I had some communication with Mish via email late last night. He made an interesting point with the following statement.

"The dollar most assuredly is NOT damned good. But it was ready to rally, and for fundamentals I might add. But data can change. And so can sentiment. Extreme sentiment against the dollar and extreme belief that Trichet would not cut fueled this rally.

I do not know how long it will last, and no one else does either. Lord only knows what idiocies the next Congress will come up with.

And it is Congress that is the threat, not the Fed IMO.

My max upside target on the US$ index is about 90. It may or may not get there but It could even get way higher. Why Can't it?

Those short the dollar are guessing and likely sweating. I have no position.

If it does approach 90, commodity bulls, especially energy, are probably in deep shit.

Mish"

 
At 8/15/2008 11:27 AM, Anonymous Dave said...

Things sure are out of whack! Instead of panicking, though, I find the perversely inverse behavior of everything reassuring! It means that the powers that be are pulling out all the stops to manipulate everything - their efforts cannot endure forever, although they have endured far longer than I ever dreamed they could!

I keep reading about a growing shortage of physical silver, and yet the price is plummeting! (See http://silverstockreport.com/2008/shortagesmean.html )

All the news about the U.S. economy and its dollar is negative - horrid actually - yet the dollar and U.S. stock markets soar, and gold and silver tank!

I feel like I'm living in "Backwards-World."

Dave

 
At 8/15/2008 12:19 PM, Anonymous Anonymous said...

Mish is right that global economy is slipping into recession, however, that doesn't mean the U.S. is on its road to recovery. Hence, it doesn't make sense that the US $ is a safe heaven as Mish seems to believe. I think the current rally is temporary because currency should reflect the fundamentals of an economy. The US economy is in such bad shape and keeps deteriorating, and it is hard to believe the strength of the $ in the long run. I'm more inclined to agree with Peter Schiff's view. http://news.goldseek.com/EuroCapital/1218817734.php

Chuckle

 
At 8/15/2008 5:03 PM, Blogger Ellen said...

The problem I have with the pro-gold price comments of people like Turk and others who have a strong vested interest in the price of gold going up is their self-interest in presenting a one-sided argument.

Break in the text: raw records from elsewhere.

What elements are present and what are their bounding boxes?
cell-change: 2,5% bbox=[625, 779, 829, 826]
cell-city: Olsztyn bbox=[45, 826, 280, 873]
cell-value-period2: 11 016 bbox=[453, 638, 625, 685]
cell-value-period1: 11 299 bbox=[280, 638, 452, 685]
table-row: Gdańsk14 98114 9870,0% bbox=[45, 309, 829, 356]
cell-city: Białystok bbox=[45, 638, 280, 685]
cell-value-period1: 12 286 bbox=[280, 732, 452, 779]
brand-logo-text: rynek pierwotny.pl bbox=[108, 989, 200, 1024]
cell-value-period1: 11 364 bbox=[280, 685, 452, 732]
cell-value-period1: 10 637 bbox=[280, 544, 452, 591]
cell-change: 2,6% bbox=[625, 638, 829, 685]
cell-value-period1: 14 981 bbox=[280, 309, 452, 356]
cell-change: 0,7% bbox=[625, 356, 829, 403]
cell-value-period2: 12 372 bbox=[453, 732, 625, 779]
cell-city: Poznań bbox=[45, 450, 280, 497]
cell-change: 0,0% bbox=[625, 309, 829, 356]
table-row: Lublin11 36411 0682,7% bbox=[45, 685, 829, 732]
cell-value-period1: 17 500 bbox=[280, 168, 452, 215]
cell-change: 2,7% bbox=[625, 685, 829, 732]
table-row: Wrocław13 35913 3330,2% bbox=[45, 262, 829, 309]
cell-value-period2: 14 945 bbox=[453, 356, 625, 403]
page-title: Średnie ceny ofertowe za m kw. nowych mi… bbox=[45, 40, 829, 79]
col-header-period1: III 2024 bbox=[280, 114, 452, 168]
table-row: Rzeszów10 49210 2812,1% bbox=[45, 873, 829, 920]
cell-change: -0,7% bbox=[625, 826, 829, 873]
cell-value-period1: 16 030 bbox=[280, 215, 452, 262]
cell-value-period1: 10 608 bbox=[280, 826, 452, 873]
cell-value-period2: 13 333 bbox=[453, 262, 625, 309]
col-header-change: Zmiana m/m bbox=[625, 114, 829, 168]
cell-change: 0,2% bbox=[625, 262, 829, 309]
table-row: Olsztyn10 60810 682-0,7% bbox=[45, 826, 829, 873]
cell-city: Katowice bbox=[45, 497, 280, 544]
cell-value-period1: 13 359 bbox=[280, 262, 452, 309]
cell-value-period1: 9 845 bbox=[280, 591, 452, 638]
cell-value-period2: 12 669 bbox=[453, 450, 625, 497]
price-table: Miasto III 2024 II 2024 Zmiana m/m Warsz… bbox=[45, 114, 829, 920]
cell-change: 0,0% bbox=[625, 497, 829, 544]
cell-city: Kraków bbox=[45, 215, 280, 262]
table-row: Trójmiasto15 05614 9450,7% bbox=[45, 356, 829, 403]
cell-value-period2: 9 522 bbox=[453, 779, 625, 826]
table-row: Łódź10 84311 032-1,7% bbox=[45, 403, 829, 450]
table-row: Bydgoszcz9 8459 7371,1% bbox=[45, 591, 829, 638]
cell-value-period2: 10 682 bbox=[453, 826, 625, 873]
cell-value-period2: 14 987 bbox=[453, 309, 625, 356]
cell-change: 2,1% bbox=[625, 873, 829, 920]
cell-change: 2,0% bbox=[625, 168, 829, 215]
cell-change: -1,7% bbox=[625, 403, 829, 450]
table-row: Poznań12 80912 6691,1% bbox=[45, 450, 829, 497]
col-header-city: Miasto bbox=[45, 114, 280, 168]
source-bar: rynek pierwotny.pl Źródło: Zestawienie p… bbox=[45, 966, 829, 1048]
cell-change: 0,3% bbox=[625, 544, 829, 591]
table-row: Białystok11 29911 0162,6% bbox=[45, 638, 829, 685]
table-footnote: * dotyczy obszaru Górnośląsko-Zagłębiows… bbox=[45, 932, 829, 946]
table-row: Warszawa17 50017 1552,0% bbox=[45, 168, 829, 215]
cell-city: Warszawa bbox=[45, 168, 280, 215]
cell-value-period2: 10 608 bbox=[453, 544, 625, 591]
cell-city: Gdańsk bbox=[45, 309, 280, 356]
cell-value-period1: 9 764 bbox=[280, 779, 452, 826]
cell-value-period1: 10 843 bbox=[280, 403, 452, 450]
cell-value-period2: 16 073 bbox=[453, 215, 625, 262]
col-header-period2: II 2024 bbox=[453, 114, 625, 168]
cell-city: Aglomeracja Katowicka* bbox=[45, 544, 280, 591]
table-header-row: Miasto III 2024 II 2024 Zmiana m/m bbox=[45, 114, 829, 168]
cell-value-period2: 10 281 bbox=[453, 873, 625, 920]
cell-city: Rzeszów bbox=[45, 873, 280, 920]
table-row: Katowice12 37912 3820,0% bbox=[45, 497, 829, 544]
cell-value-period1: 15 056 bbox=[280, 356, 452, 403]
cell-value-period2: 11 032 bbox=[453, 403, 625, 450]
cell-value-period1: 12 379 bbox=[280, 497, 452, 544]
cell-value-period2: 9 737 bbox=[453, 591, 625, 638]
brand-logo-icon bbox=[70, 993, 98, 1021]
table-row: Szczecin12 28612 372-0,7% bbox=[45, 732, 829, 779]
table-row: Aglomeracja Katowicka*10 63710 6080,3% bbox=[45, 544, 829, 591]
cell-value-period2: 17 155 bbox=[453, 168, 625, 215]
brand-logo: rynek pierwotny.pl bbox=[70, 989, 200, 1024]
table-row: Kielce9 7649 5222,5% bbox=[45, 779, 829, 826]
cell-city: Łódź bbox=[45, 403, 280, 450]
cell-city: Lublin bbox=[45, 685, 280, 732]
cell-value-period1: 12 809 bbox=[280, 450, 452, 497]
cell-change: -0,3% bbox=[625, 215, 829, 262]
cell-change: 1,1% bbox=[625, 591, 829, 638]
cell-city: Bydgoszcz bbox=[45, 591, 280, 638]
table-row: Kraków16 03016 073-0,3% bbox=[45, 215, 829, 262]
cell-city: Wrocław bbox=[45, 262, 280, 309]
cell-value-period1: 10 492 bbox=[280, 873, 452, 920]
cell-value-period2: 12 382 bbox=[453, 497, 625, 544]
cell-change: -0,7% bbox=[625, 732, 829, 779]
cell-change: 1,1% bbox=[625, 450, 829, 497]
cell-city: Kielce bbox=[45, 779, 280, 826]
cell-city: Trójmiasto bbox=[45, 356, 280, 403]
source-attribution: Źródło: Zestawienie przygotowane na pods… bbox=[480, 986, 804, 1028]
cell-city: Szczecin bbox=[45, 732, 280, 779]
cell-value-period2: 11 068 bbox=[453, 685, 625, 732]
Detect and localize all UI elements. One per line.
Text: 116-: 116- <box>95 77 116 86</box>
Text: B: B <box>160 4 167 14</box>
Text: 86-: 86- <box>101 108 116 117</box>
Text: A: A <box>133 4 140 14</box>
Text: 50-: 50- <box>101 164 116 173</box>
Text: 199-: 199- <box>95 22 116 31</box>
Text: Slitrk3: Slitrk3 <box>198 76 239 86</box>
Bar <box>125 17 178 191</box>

Bias is a very important filter we should use in evaluating the opinions that have been quoted in these comments, isn't it? Who can give me some well-reasoned and NON-BIASED commentary? Thanks.

 
At 8/15/2008 11:18 PM, Blogger Justin_n_IL said...

I don't believe the U.S. is on it's way to recovery. It does have a distinct advantage though with it being the World's reserve currency. My own opinion is that the dollar will continue in tact until they all meltdown. I see an entire meltdown and extreme upheaval to follow which will lead to a whole new system.